Am Institut für Medizintechnik der Hochschule Luzern in Hergiswil befindet sich das Biotechnologische Support Center BIOTESC der Europäischen Weltraumorganisation ESA. Der Kontrollraum hat ein Live-Verbindung zur Internationalen Raumstation ISS. Von dort aus begleiten Forschende der Hochschule Luzern Tests mit dem Weltraumroboter CIMON, der auf der Internationalen Raumstation ISS Astronautinnen und Astronauten bei der Erledigung ihrer Aufgaben zur Seite stehen soll. Die fliegende Kugel hört auf mündliche Befehle, findet sich auf der Raumstation zurecht, kann zum Beispiel auf Aufforderung hin Fotos aufnehmen, Informationen abrufen, die Anweisungen zu Experimenten vorlesen oder auch Musik abspielen.

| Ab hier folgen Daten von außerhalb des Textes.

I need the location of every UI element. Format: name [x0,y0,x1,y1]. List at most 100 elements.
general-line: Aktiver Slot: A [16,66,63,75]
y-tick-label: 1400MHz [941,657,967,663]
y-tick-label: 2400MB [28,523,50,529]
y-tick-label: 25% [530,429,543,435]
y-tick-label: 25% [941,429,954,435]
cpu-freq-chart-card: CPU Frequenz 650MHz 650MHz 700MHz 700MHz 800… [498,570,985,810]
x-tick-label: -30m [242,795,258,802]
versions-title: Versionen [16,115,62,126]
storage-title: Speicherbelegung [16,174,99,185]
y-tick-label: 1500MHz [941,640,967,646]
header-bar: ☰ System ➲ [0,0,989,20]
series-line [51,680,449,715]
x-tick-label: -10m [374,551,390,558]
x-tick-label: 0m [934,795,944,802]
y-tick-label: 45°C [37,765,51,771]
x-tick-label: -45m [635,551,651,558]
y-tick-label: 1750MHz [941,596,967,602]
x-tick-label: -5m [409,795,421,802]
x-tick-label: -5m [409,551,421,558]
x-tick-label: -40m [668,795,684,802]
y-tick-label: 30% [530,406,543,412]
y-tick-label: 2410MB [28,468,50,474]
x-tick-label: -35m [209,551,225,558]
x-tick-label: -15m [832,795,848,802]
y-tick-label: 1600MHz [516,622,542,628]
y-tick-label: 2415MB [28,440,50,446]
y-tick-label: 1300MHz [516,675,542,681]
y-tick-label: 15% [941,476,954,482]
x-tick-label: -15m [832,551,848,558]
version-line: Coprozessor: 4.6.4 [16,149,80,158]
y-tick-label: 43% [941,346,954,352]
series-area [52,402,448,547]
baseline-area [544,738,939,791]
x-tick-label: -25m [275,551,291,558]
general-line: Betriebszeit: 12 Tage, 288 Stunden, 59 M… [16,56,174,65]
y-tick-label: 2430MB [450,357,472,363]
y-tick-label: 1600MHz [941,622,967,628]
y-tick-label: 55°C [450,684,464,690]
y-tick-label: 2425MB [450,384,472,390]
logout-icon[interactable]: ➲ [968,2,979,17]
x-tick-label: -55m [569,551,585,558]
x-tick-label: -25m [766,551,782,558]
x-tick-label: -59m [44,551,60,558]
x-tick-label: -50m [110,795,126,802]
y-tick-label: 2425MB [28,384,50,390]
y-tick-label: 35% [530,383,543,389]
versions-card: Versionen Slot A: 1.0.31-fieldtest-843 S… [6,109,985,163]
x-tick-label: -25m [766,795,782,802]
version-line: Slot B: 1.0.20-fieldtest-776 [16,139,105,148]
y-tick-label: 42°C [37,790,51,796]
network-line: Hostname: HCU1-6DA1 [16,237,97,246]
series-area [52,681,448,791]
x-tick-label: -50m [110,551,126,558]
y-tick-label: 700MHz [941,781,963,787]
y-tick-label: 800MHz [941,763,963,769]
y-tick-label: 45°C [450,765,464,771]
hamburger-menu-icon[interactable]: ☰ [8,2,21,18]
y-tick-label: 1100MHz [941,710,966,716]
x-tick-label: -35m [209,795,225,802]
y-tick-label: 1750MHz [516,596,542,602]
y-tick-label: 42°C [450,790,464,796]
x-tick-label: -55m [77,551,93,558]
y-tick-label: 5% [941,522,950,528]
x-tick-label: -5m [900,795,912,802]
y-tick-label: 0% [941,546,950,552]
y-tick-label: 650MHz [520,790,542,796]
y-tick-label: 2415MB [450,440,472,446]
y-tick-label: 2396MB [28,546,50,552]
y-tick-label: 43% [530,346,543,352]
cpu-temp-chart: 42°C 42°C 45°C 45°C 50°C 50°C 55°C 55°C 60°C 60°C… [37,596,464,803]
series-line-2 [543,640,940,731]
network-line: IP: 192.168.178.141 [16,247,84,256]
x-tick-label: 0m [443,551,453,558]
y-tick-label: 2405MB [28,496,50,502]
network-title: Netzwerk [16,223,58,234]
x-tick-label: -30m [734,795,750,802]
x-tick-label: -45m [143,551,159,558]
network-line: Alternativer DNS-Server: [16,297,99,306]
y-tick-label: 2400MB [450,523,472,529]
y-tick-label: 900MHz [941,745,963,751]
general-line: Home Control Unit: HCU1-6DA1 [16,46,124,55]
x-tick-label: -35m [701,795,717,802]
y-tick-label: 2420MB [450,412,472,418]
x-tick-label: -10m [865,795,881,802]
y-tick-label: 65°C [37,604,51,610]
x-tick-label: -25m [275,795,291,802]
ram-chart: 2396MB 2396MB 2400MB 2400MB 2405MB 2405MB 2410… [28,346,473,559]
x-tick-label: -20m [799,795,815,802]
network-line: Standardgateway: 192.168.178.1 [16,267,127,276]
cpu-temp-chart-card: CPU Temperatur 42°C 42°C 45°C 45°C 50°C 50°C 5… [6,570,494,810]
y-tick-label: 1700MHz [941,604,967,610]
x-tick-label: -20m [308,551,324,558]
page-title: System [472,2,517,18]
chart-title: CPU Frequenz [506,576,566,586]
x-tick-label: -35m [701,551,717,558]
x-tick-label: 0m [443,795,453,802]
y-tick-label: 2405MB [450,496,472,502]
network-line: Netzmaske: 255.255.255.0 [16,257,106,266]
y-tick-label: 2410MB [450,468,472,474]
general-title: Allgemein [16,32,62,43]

Unterstützung aus der Zentralschweiz

Im November 2018 absolvierte CIMON-1 erste Tests im All. Sein Nachfolger, CIMON-2, flog im Dezember 2019 auf die ISS. Die Ergebnisse liegen nun vor und bestätigen der Erfolg der Mission. Begleitet wurden die Tests mit beiden CIMONS von Hergiswil aus. BIOTESC-Forscherinnen und Forscher waren an der Entwicklung und Weiterentwicklung von CIMON beteiligt. Darüber hinaus verfügt das Support Center über einen Kontrollraum mit direktem Draht zur ISS. Von dort aus betreute Dr. Gwendolyne Pascua, die Cimon-Spezialistin am BIOTESC, die Tests im All.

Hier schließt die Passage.